Dining and Nightlife
Don’t leave Vigan without trying the local empanada (crispy deep-fried tortilla of rice-flour dough containing cabbage and green papaya). The stalls on the western side of Plaza Burgos, known collectively as Empanadaan, sell empanada along with okoy (egg, prawn, tomato and onion frittata) dip it in vinegar. For breakfast, if you’re feeling adventurous then head out and early to the Vigan Slaughterhouse near the barangay of Mindoro. A bowl of exceptionally fresh liempo (beef, innards and onions in broth) costs just a few pesos. Nightlife is pretty limited and quiet, with the exception of Legacy Super Club.
- ·Café Leona. Crisologo St. Tourist are drawn to the outdoor tables here in the evenings. Serve native Ilocano dishes such as bagnet.
- Dos Meal. A. Reyes cor. Salcedo Sts. Wi-fi equipped café offers a Thai menu. There are several imported beers available.
- Irene’s Empanada. Just around the corner from Syquia Mansion, this simple place has many local devotees who say it makes the best empanada.
- Legacy Super Club. Crisologo cor. Mabini Sts. Owned by one of the influential local families, this nightclub has somehow been given permission to open within the heritage district.
- Los Majitos de Vigan. Gen. Luna near Quirino Blvd. This street restaurant opens only in the evenings, when its candlelit tables are almost always full. The food is mostly grilled, with few Ilocano dishes.
- Uno Grille. Opposite Grandpa’s Inn, this courtyard restaurant has an open kitchen. There are two menus, one covering grilled food and the other a variety of Asian dishes including some unusual options such as mountain ants and eel adobo. Most dishes are for sharing, although solo diners might try the molo.
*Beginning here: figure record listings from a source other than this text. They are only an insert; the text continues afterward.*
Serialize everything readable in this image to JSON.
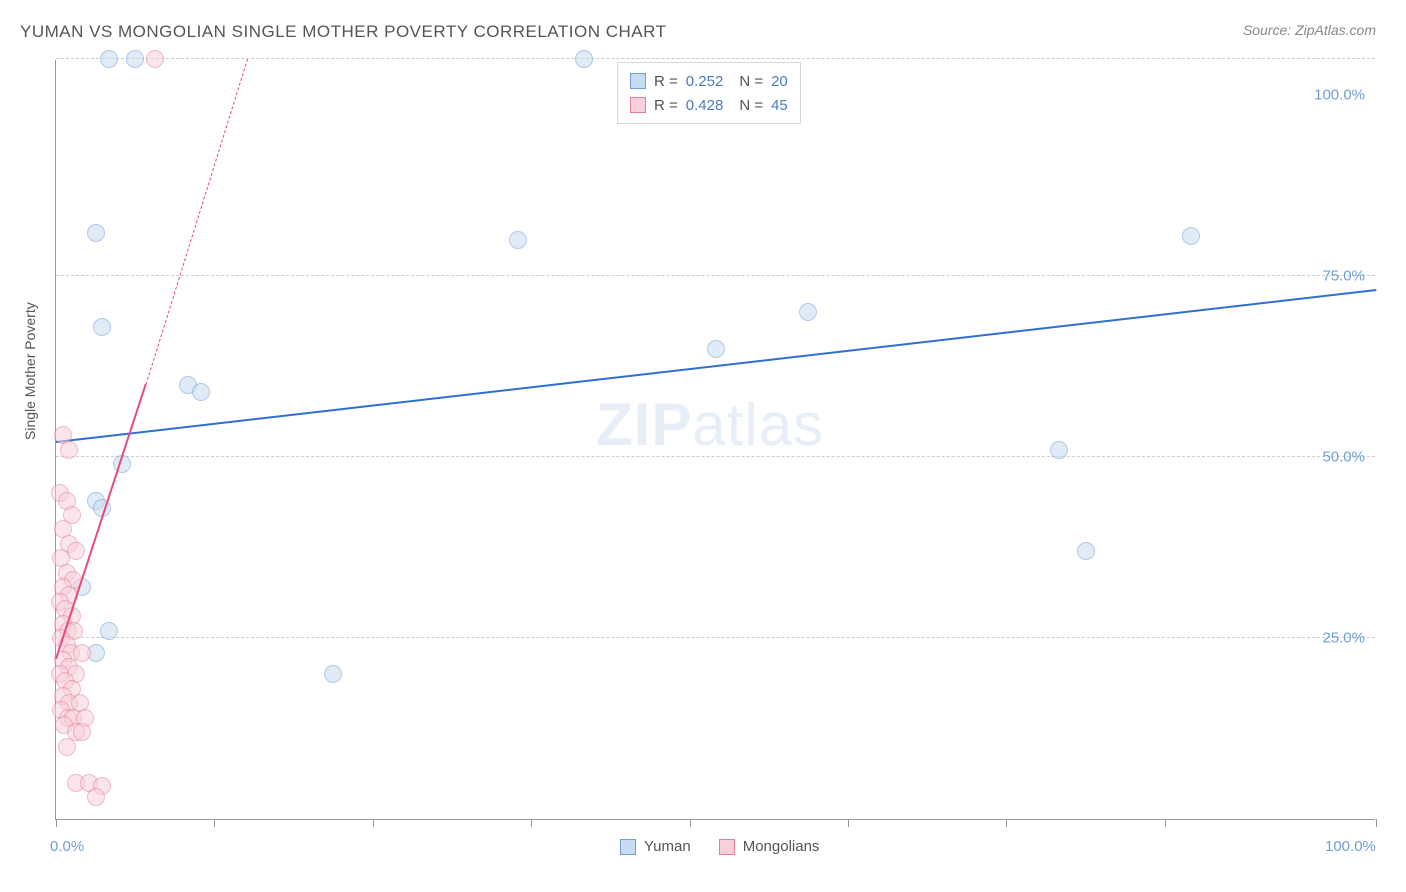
{
  "title": "YUMAN VS MONGOLIAN SINGLE MOTHER POVERTY CORRELATION CHART",
  "source": "Source: ZipAtlas.com",
  "ylabel": "Single Mother Poverty",
  "watermark_a": "ZIP",
  "watermark_b": "atlas",
  "chart": {
    "type": "scatter",
    "background_color": "#ffffff",
    "grid_color": "#cccccc",
    "axis_color": "#999999",
    "text_color": "#555555",
    "tick_label_color": "#6f9ed8",
    "xlim": [
      0,
      100
    ],
    "ylim": [
      0,
      105
    ],
    "x_tick_positions": [
      0,
      12,
      24,
      36,
      48,
      60,
      72,
      84,
      100
    ],
    "y_gridlines": [
      25,
      50,
      75,
      105
    ],
    "y_tick_labels": [
      {
        "pos": 25,
        "text": "25.0%"
      },
      {
        "pos": 50,
        "text": "50.0%"
      },
      {
        "pos": 75,
        "text": "75.0%"
      },
      {
        "pos": 100,
        "text": "100.0%"
      }
    ],
    "x_tick_labels": [
      {
        "pos": 0,
        "text": "0.0%"
      },
      {
        "pos": 100,
        "text": "100.0%"
      }
    ],
    "point_radius": 9,
    "point_opacity": 0.55,
    "series": [
      {
        "name": "Yuman",
        "fill": "#c9dbf0",
        "stroke": "#6f9ed8",
        "R": "0.252",
        "N": "20",
        "trend": {
          "x1": 0,
          "y1": 52,
          "x2": 100,
          "y2": 73,
          "color": "#2e6fd1",
          "width": 2.5,
          "dash": false
        },
        "points": [
          {
            "x": 4,
            "y": 105
          },
          {
            "x": 6,
            "y": 105
          },
          {
            "x": 40,
            "y": 105
          },
          {
            "x": 3,
            "y": 81
          },
          {
            "x": 35,
            "y": 80
          },
          {
            "x": 86,
            "y": 80.5
          },
          {
            "x": 3.5,
            "y": 68
          },
          {
            "x": 57,
            "y": 70
          },
          {
            "x": 50,
            "y": 65
          },
          {
            "x": 10,
            "y": 60
          },
          {
            "x": 11,
            "y": 59
          },
          {
            "x": 76,
            "y": 51
          },
          {
            "x": 5,
            "y": 49
          },
          {
            "x": 3,
            "y": 44
          },
          {
            "x": 3.5,
            "y": 43
          },
          {
            "x": 78,
            "y": 37
          },
          {
            "x": 2,
            "y": 32
          },
          {
            "x": 4,
            "y": 26
          },
          {
            "x": 3,
            "y": 23
          },
          {
            "x": 21,
            "y": 20
          }
        ]
      },
      {
        "name": "Mongolians",
        "fill": "#f7d0da",
        "stroke": "#e57f9d",
        "R": "0.428",
        "N": "45",
        "trend": {
          "x1": 0,
          "y1": 22,
          "x2": 6.8,
          "y2": 60,
          "color": "#e84b7a",
          "width": 2,
          "dash": false
        },
        "trend_ext": {
          "x1": 6.8,
          "y1": 60,
          "x2": 14.5,
          "y2": 105,
          "color": "#e84b7a",
          "width": 1,
          "dash": true
        },
        "points": [
          {
            "x": 7.5,
            "y": 105
          },
          {
            "x": 0.5,
            "y": 53
          },
          {
            "x": 1,
            "y": 51
          },
          {
            "x": 0.3,
            "y": 45
          },
          {
            "x": 0.8,
            "y": 44
          },
          {
            "x": 1.2,
            "y": 42
          },
          {
            "x": 0.5,
            "y": 40
          },
          {
            "x": 1,
            "y": 38
          },
          {
            "x": 1.5,
            "y": 37
          },
          {
            "x": 0.4,
            "y": 36
          },
          {
            "x": 0.8,
            "y": 34
          },
          {
            "x": 1.3,
            "y": 33
          },
          {
            "x": 0.5,
            "y": 32
          },
          {
            "x": 1,
            "y": 31
          },
          {
            "x": 0.3,
            "y": 30
          },
          {
            "x": 0.7,
            "y": 29
          },
          {
            "x": 1.2,
            "y": 28
          },
          {
            "x": 0.5,
            "y": 27
          },
          {
            "x": 0.9,
            "y": 26
          },
          {
            "x": 1.4,
            "y": 26
          },
          {
            "x": 0.4,
            "y": 25
          },
          {
            "x": 0.8,
            "y": 24
          },
          {
            "x": 1.1,
            "y": 23
          },
          {
            "x": 2,
            "y": 23
          },
          {
            "x": 0.5,
            "y": 22
          },
          {
            "x": 1,
            "y": 21
          },
          {
            "x": 0.3,
            "y": 20
          },
          {
            "x": 1.5,
            "y": 20
          },
          {
            "x": 0.7,
            "y": 19
          },
          {
            "x": 1.2,
            "y": 18
          },
          {
            "x": 0.5,
            "y": 17
          },
          {
            "x": 1,
            "y": 16
          },
          {
            "x": 1.8,
            "y": 16
          },
          {
            "x": 0.4,
            "y": 15
          },
          {
            "x": 0.9,
            "y": 14
          },
          {
            "x": 1.3,
            "y": 14
          },
          {
            "x": 2.2,
            "y": 14
          },
          {
            "x": 0.6,
            "y": 13
          },
          {
            "x": 1.5,
            "y": 12
          },
          {
            "x": 2,
            "y": 12
          },
          {
            "x": 0.8,
            "y": 10
          },
          {
            "x": 1.5,
            "y": 5
          },
          {
            "x": 2.5,
            "y": 5
          },
          {
            "x": 3.5,
            "y": 4.5
          },
          {
            "x": 3,
            "y": 3
          }
        ]
      }
    ]
  },
  "legend_top": {
    "R_label": "R =",
    "N_label": "N ="
  },
  "legend_bottom": {
    "series1": "Yuman",
    "series2": "Mongolians"
  }
}
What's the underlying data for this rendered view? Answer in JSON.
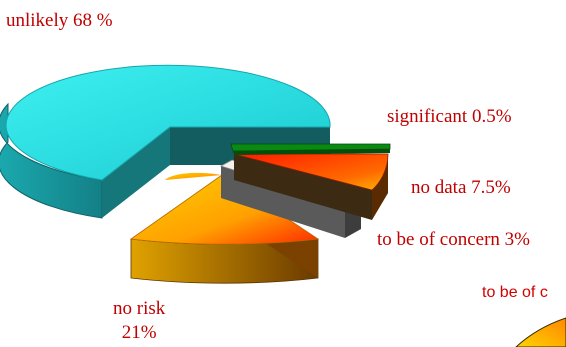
{
  "chart_data": {
    "type": "pie",
    "style": "3d-exploded",
    "slices": [
      {
        "label": "unlikely",
        "value_text": "68 %",
        "value": 68,
        "color": "#22d8dd"
      },
      {
        "label": "significant",
        "value_text": "0.5%",
        "value": 0.5,
        "color": "#0a8a12"
      },
      {
        "label": "no data",
        "value_text": "7.5%",
        "value": 7.5,
        "color": "#ff3b00"
      },
      {
        "label": "to be of concern",
        "value_text": "3%",
        "value": 3,
        "color": "#f2f0ea"
      },
      {
        "label": "no risk",
        "value_text": "21%",
        "value": 21,
        "color": "#ffb000"
      }
    ],
    "label_colors": {
      "text": "#c00000"
    },
    "cut_off_label": "to be of c"
  }
}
The town of Bantay, close to Vigan on the National Highway, is a popular stop on kalesa tours thanks to the bell tower of Saint Augustine Parish Church. Built between 1590-92, it has five bells each associated with a different occasion. The tower is famous as one of the locations in the Filipino fantasy movie Ang Panday. Another worthwhile trip from Vigan is to the UNESCO World Heritage-listed Santa Maria Church, about an hour’s drive south and dating from 1769. It’s a solid structure with a brick façade, set on a hill and reached via 83 steps; unsurprisingly it was used as a fortress during the Philippine revolution.
The coastal road north of Vigan to Laoag is sealed all the way and the journey is only two hours. If you do want to break the journey then you might try stopping at Badoc, the birthplace of the Filipino painter Juan Luna. His reconstructed house, known as the Juan Luna Historical Landmark, stands in a side street close to the 17th Century Virgen Milagrosa de Badoc. About a kilometre off the coast lies Badoc Island, which is gaining a reputation for good surfing and can be reached by hiring a Bangka from the little wharf in Badoc town.